From a macroeconomic perspective, management noted India's stable environment amidst global volatility🌐, with sustained GDP growth expected for the fiscal year, supported by normal monsoons, income tax cuts, and benign food inflation. These factors are anticipated to boost domestic demand, particularly during the upcoming festive season. The bank's growth enablers include customer centricity, technology, and its people, with new initiatives expected to be unveiled in the coming quarters. Margins experienced quarterly fluctuations due to the lead-lag impact of policy rate changes on floating-rate assets (70% of assets) versus fixed-rate liabilities, with the June 50 basis point change not yet fully priced in. However, stabilization is expected over time.
Asset quality remains a strong point for HDFC Bank, described as healthy and benign. The NPA on the retail segment, excluding agriculture, has been stable at about 82 basis points year-on-year.

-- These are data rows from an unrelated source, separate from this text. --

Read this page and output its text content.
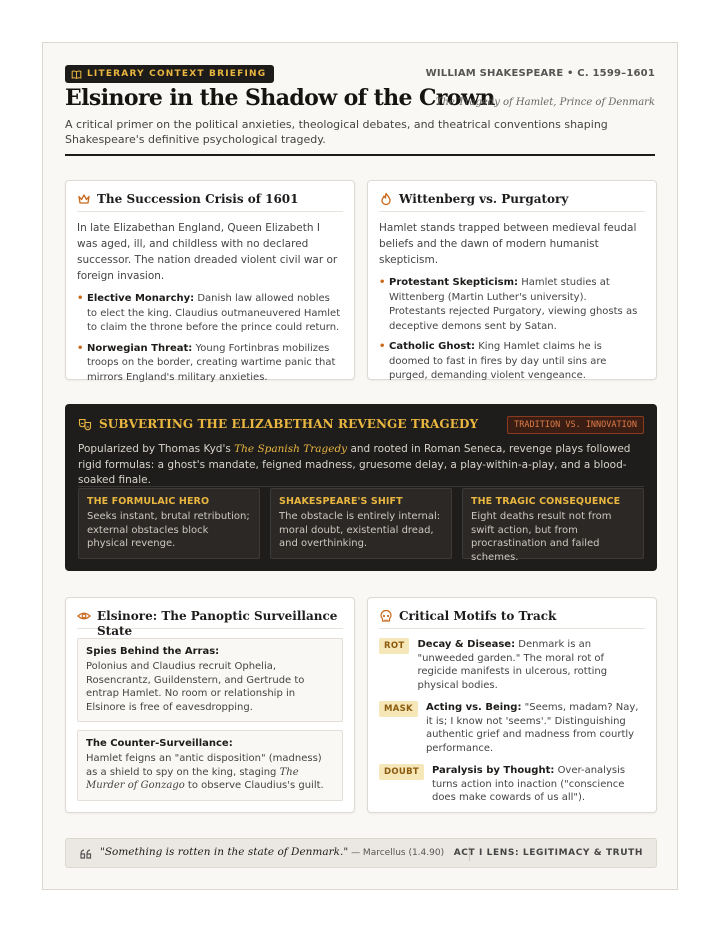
LITERARY CONTEXT BRIEFING	WILLIAM SHAKESPEARE • C. 1599–1601
Elsinore in the Shadow of the Crown
The Tragedy of Hamlet, Prince of Denmark

A critical primer on the political anxieties, theological debates, and theatrical conventions shaping Shakespeare's definitive psychological tragedy.

The Succession Crisis of 1601

In late Elizabethan England, Queen Elizabeth I was aged, ill, and childless with no declared successor. The nation dreaded violent civil war or foreign invasion.

• Elective Monarchy: Danish law allowed nobles to elect the king. Claudius outmaneuvered Hamlet to claim the throne before the prince could return.
• Norwegian Threat: Young Fortinbras mobilizes troops on the border, creating wartime panic that mirrors England's military anxieties.
Wittenberg vs. Purgatory

Hamlet stands trapped between medieval feudal beliefs and the dawn of modern humanist skepticism.

• Protestant Skepticism: Hamlet studies at Wittenberg (Martin Luther's university). Protestants rejected Purgatory, viewing ghosts as deceptive demons sent by Satan.
• Catholic Ghost: King Hamlet claims he is doomed to fast in fires by day until sins are purged, demanding violent vengeance.
SUBVERTING THE ELIZABETHAN REVENGE TRAGEDY	TRADITION VS. INNOVATION

Popularized by Thomas Kyd's The Spanish Tragedy and rooted in Roman Seneca, revenge plays followed rigid formulas: a ghost's mandate, feigned madness, gruesome delay, a play-within-a-play, and a blood-soaked finale.

THE FORMULAIC HERO

Seeks instant, brutal retribution; external obstacles block physical revenge.

SHAKESPEARE'S SHIFT

The obstacle is entirely internal: moral doubt, existential dread, and overthinking.

THE TRAGIC CONSEQUENCE

Eight deaths result not from swift action, but from procrastination and failed schemes.

Elsinore: The Panoptic Surveillance State
Spies Behind the Arras:

Polonius and Claudius recruit Ophelia, Rosencrantz, Guildenstern, and Gertrude to entrap Hamlet. No room or relationship in Elsinore is free of eavesdropping.

The Counter-Surveillance:

Hamlet feigns an "antic disposition" (madness) as a shield to spy on the king, staging The Murder of Gonzago to observe Claudius's guilt.

Critical Motifs to Track
ROT	Decay & Disease: Denmark is an "unweeded garden." The moral rot of regicide manifests in ulcerous, rotting physical bodies.

MASK	Acting vs. Being: "Seems, madam? Nay, it is; I know not 'seems'." Distinguishing authentic grief and madness from courtly performance.

DOUBT	Paralysis by Thought: Over-analysis turns action into inaction ("conscience does make cowards of us all").

"Something is rotten in the state of Denmark." — Marcellus (1.4.90) ACT I LENS: LEGITIMACY & TRUTH
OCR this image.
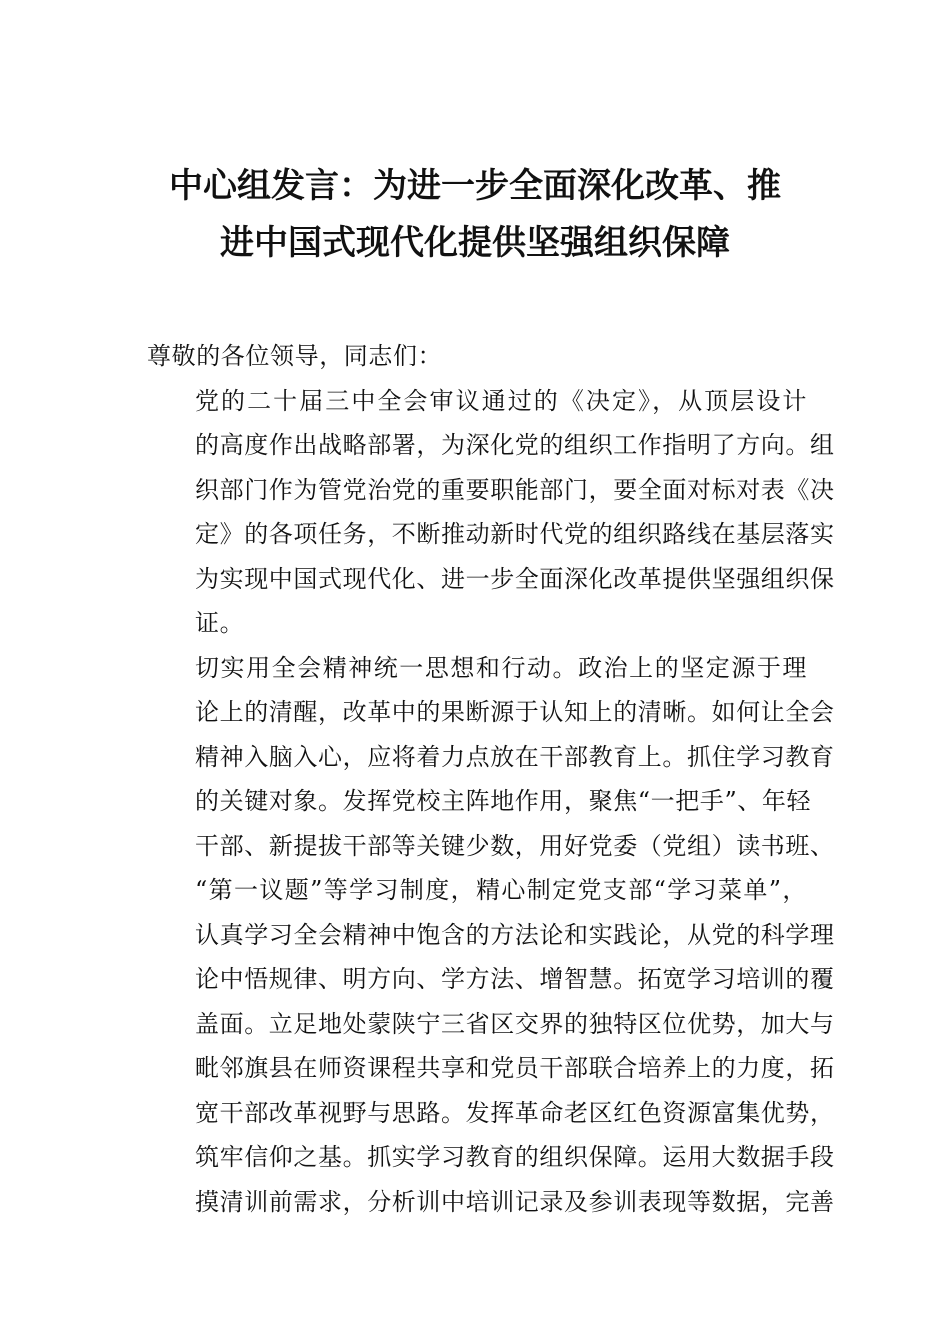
中心组发言：为进一步全面深化改革、推
进中国式现代化提供坚强组织保障

尊敬的各位领导，同志们：

党的二十届三中全会审议通过的《决定》，从顶层设计
的高度作出战略部署，为深化党的组织工作指明了方向。组
织部门作为管党治党的重要职能部门，要全面对标对表《决
定》的各项任务，不断推动新时代党的组织路线在基层落实
为实现中国式现代化、进一步全面深化改革提供坚强组织保
证。

切实用全会精神统一思想和行动。政治上的坚定源于理
论上的清醒，改革中的果断源于认知上的清晰。如何让全会
精神入脑入心，应将着力点放在干部教育上。抓住学习教育
的关键对象。发挥党校主阵地作用，聚焦“一把手”、年轻
干部、新提拔干部等关键少数，用好党委（党组）读书班、
“第一议题”等学习制度，精心制定党支部“学习菜单”，
认真学习全会精神中饱含的方法论和实践论，从党的科学理
论中悟规律、明方向、学方法、增智慧。拓宽学习培训的覆
盖面。立足地处蒙陕宁三省区交界的独特区位优势，加大与
毗邻旗县在师资课程共享和党员干部联合培养上的力度，拓
宽干部改革视野与思路。发挥革命老区红色资源富集优势，
筑牢信仰之基。抓实学习教育的组织保障。运用大数据手段
摸清训前需求，分析训中培训记录及参训表现等数据，完善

While net credit cost moved up from 29 to 41 basis points, this was attributed to normal seasonal patterns, particularly in the agricultural portfolio, and is expected to revert to the mean over time. The bank also increased its contingent provision by INR 1,700 crores, bringing it to 57 basis points of the loan portfolio, up from 51 basis points, as a measure to build resilience for the future. Notably, the bank announced an interim dividend of INR 5 per share and recommended a 1:1 bonus share issue.
Strategic initiatives include a renewed focus on the low-cost deposit franchise (CASA), which saw a day-zero adjustment post-merger. The bank aims to regain momentum in CASA balances through enhanced customer engagement and cross-selling. Employee headcount increased by nearly 4,000 in Q1 FY26, primarily due to manning branches opened in the previous quarter, with a future vision of more customer-facing and revenue-generating roles. The cost-to-income ratio, currently around 39.6%, remains a priority for improvement annually, though quarter-to-quarter fluctuations are expected due to strategic spending.

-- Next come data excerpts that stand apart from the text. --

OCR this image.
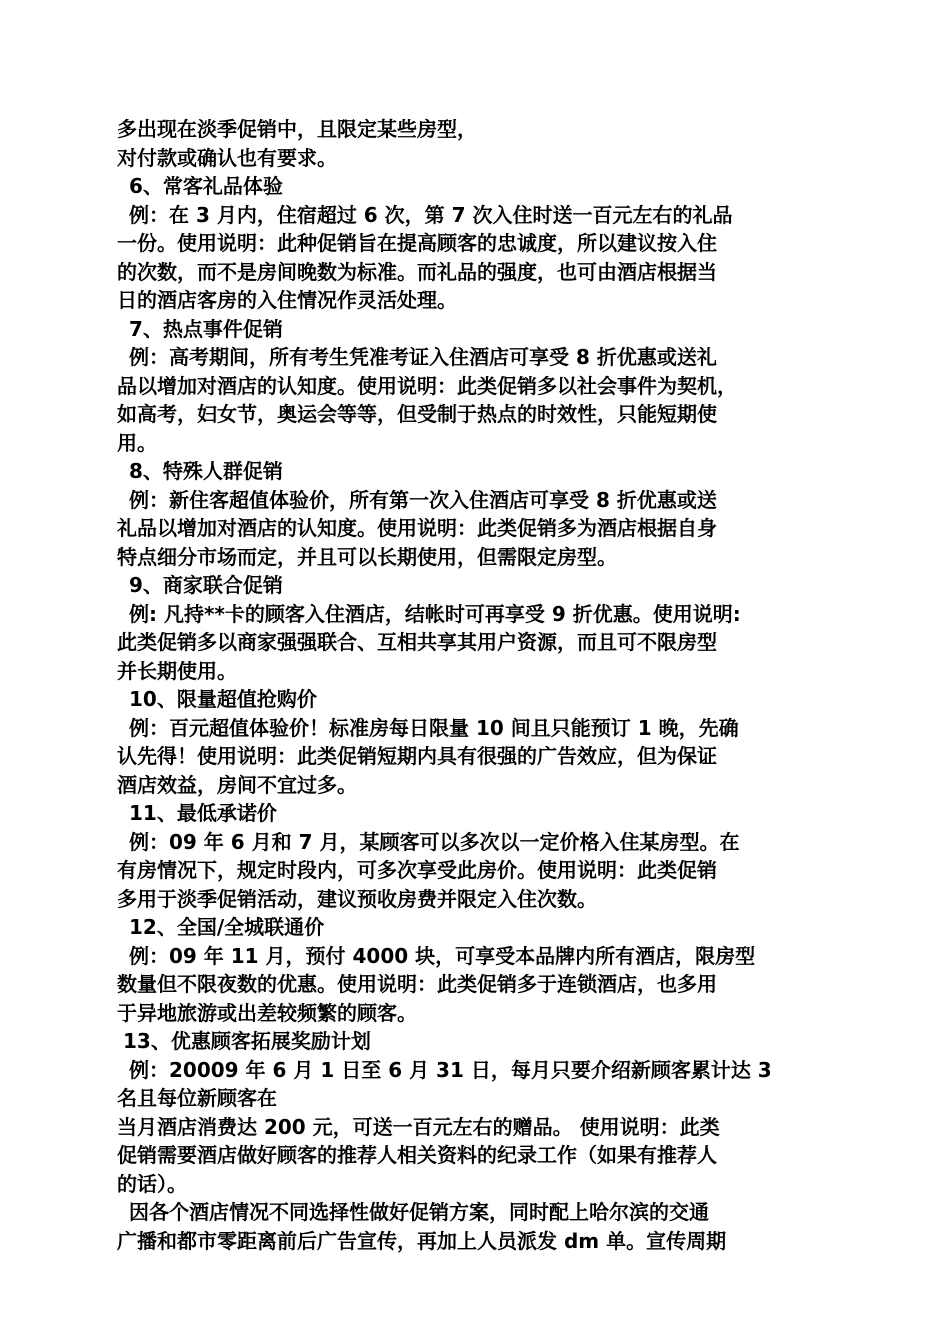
多出现在淡季促销中，且限定某些房型，
对付款或确认也有要求。
6、常客礼品体验
例：在 3 月内，住宿超过 6 次，第 7 次入住时送一百元左右的礼品
一份。使用说明：此种促销旨在提高顾客的忠诚度，所以建议按入住
的次数，而不是房间晚数为标准。而礼品的强度，也可由酒店根据当
日的酒店客房的入住情况作灵活处理。
7、热点事件促销
例：高考期间，所有考生凭准考证入住酒店可享受 8 折优惠或送礼
品以增加对酒店的认知度。使用说明：此类促销多以社会事件为契机，
如高考，妇女节，奥运会等等，但受制于热点的时效性，只能短期使
用。
8、特殊人群促销
例：新住客超值体验价，所有第一次入住酒店可享受 8 折优惠或送
礼品以增加对酒店的认知度。使用说明：此类促销多为酒店根据自身
特点细分市场而定，并且可以长期使用，但需限定房型。
9、商家联合促销
例: 凡持**卡的顾客入住酒店，结帐时可再享受 9 折优惠。使用说明:
此类促销多以商家强强联合、互相共享其用户资源，而且可不限房型
并长期使用。
10、限量超值抢购价
例：百元超值体验价！标准房每日限量 10 间且只能预订 1 晚，先确
认先得！使用说明：此类促销短期内具有很强的广告效应，但为保证
酒店效益，房间不宜过多。
11、最低承诺价
例：09 年 6 月和 7 月，某顾客可以多次以一定价格入住某房型。在
有房情况下，规定时段内，可多次享受此房价。使用说明：此类促销
多用于淡季促销活动，建议预收房费并限定入住次数。
12、全国/全城联通价
例：09 年 11 月，预付 4000 块，可享受本品牌内所有酒店，限房型
数量但不限夜数的优惠。使用说明：此类促销多于连锁酒店，也多用
于异地旅游或出差较频繁的顾客。
13、优惠顾客拓展奖励计划
例：20009 年 6 月 1 日至 6 月 31 日，每月只要介绍新顾客累计达 3
名且每位新顾客在
当月酒店消费达 200 元，可送一百元左右的赠品。 使用说明：此类
促销需要酒店做好顾客的推荐人相关资料的纪录工作（如果有推荐人
的话）。
因各个酒店情况不同选择性做好促销方案，同时配上哈尔滨的交通
广播和都市零距离前后广告宣传，再加上人员派发 dm 单。宣传周期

Management also provided insights into segment-wise growth, anticipating healthy demand from rural areas, a boost from urban consumption during the festive season, and buoyancy in the MSME segment. Corporate working capital demand is also expected to contribute, with the bank participating in attractive opportunities. While mortgage competition is intense, HDFC Bank aims to capture volumes by focusing on holistic customer relationships and service. The bank's medium-term target for the CD ratio is around 87-88%, down from the current 95-96%, to be achieved through superior deposit growth relative to loan growth in FY26 and FY27. The Priority Sector Lending (PSL) target remains at 40%, actively managed through buying and selling PSLCs.